[edit]
A Systematic Review of Causal Machine Learning Approaches in Road Crash Analysis
Proceedings of IndabaX Nigeria 2026: Building Scalable AI That Works: From Research to Deployment in Resource-Constrained Environments, PMLR 319:382-405, 2026.
Abstract
Although machine learning (ML) has significantly increased the predictive accuracy of road crash severity and frequency models, traditional predictive classifiers and consequent interpretability tools have often failed to distinguish between correlation and causation. Such approaches do not have the counterfactual reasoning needed in sound policy development.

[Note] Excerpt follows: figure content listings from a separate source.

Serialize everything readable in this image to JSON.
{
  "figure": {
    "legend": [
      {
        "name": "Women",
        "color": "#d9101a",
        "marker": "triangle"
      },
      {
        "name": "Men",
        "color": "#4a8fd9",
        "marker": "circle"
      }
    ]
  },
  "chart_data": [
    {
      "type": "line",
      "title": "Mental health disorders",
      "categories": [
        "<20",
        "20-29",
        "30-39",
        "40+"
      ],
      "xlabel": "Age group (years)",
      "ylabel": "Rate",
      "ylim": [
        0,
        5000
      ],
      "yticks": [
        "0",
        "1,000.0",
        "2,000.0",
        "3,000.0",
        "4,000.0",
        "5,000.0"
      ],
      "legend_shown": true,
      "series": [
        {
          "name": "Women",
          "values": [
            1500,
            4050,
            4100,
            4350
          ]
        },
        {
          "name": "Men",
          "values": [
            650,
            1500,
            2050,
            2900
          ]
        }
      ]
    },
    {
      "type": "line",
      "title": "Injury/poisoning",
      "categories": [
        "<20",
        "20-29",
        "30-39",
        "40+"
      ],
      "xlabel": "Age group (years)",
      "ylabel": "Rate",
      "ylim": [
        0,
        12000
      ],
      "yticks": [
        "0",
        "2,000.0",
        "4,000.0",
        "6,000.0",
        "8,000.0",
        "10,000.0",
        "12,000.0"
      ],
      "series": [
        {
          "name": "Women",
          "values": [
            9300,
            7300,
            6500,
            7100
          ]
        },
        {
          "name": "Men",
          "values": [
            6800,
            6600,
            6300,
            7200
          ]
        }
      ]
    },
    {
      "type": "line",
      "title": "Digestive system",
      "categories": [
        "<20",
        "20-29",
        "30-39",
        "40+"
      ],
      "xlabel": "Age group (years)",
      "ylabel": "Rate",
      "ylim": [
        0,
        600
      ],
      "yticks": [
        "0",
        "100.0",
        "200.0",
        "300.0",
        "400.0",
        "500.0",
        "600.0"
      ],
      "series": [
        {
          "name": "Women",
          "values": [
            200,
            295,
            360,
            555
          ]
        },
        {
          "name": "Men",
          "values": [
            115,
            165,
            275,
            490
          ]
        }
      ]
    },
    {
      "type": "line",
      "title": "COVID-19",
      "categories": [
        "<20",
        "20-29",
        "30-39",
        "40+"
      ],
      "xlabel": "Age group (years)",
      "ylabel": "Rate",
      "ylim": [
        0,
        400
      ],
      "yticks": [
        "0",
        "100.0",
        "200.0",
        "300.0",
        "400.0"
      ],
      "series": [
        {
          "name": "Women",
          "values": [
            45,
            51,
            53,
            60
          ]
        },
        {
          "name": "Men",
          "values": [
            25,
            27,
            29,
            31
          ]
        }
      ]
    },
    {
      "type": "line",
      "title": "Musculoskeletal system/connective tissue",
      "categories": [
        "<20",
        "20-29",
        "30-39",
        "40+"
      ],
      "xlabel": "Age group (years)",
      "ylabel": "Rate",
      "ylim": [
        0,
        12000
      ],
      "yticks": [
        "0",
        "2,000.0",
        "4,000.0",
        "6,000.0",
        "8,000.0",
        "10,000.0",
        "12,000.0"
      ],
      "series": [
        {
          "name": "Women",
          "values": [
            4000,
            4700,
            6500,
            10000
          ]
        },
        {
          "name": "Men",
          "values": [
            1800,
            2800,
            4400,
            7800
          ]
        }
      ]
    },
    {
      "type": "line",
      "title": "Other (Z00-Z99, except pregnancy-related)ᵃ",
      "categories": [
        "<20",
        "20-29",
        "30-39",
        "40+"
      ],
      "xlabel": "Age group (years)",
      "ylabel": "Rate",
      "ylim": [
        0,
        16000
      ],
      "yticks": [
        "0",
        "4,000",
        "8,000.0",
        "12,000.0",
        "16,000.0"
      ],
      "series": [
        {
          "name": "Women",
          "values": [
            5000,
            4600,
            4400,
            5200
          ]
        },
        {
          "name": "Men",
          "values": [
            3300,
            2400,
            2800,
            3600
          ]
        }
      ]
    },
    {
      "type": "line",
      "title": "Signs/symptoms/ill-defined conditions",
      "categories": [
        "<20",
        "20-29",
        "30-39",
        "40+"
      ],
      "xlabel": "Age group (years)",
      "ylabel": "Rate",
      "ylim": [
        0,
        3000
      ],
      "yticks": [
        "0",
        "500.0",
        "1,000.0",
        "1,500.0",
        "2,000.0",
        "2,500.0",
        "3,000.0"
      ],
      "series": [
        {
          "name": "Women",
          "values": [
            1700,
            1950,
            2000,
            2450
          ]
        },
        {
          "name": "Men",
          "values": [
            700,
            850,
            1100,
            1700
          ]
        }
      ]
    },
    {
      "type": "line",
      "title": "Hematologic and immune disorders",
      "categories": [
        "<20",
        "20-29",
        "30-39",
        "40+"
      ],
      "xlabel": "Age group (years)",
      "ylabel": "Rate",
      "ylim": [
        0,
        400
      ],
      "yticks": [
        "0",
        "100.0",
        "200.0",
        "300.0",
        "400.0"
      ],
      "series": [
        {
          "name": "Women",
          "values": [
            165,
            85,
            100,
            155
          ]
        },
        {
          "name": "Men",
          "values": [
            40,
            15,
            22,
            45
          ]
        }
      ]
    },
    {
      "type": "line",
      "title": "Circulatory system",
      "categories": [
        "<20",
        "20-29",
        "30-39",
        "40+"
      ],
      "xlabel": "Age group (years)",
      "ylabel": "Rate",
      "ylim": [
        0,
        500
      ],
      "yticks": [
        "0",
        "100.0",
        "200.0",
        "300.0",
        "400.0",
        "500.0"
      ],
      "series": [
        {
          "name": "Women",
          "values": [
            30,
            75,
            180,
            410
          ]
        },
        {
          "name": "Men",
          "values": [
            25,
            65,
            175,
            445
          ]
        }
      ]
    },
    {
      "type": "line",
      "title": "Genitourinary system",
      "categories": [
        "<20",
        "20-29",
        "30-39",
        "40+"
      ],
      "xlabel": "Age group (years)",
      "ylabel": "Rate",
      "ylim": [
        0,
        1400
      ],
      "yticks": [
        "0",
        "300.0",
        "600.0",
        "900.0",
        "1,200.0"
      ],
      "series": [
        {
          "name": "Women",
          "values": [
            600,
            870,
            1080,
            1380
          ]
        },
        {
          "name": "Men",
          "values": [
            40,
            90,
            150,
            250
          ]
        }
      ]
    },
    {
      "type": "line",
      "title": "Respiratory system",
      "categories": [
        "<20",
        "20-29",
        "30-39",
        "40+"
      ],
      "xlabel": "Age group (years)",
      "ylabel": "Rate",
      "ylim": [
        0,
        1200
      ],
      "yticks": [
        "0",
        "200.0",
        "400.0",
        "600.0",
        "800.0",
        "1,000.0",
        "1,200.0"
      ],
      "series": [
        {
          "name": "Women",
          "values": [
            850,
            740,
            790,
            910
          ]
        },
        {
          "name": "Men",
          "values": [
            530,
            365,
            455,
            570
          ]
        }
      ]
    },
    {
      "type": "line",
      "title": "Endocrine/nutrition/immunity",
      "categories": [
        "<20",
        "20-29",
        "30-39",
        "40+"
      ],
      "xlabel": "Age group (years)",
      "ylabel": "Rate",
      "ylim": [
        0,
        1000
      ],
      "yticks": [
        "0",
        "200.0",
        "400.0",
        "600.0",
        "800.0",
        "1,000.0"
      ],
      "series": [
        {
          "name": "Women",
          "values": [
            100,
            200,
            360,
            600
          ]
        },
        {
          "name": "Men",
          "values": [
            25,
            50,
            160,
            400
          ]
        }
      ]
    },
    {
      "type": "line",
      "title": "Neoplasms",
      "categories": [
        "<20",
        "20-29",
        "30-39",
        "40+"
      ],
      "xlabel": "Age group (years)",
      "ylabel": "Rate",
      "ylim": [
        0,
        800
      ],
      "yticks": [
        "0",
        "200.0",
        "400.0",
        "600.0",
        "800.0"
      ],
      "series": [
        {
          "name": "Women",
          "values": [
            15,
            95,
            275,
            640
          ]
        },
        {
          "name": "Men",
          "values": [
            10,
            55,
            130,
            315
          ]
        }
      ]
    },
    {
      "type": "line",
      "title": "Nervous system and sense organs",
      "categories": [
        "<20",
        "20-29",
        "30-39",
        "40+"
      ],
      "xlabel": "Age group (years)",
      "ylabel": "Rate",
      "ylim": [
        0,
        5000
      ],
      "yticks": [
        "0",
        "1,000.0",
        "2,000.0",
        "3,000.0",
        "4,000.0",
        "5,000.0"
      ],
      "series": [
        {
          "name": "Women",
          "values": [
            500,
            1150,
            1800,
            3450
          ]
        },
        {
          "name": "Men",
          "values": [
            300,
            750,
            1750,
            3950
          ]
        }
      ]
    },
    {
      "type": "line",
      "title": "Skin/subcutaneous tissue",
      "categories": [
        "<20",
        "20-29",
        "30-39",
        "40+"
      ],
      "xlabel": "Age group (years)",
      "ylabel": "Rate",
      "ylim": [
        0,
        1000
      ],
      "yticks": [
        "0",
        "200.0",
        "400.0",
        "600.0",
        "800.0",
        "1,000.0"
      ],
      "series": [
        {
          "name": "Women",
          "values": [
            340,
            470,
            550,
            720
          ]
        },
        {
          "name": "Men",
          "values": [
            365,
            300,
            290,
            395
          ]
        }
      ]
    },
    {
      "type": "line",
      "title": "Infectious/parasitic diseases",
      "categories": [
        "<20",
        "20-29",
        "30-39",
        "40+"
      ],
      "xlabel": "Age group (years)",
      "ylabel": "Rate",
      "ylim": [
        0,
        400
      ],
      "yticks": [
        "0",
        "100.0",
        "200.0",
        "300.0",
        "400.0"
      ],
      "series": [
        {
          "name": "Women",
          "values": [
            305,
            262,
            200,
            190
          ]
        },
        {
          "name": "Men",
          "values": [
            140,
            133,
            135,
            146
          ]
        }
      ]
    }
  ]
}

To explore the paradigm shift of formal causal inference in traffic safety, this review adhered to PRISMA 2020 and synthesised 35 peer-reviewed articles published between 2021 and 2025. The synthesis classifies the literature into a three-level taxonomy of Predictive ML, Interpretable ML, and Causal ML, showing that most existing research remains rooted in purely predictive ensembles or explainability tools such as SHAP. A small but tightly developed body of work executes true causal ML methods: Doubly Robust Learning, Uplift Modelling, and Causal Graph Discovery are effective in determining heterogeneous treatment effects (HTE) and mitigating confounding bias in observational crash data. Critical methodological gaps persist, including the continued conflation of predictive feature importance with causal effect, sensitivity to unobserved heterogeneity, and the absence of standardised causal benchmarks. Comprehensive sensitivity analyses and integration of structural causal models are identified as prerequisites for maturing Intelligent Transportation Systems (ITS) toward proactive and evidence-based safety interventions.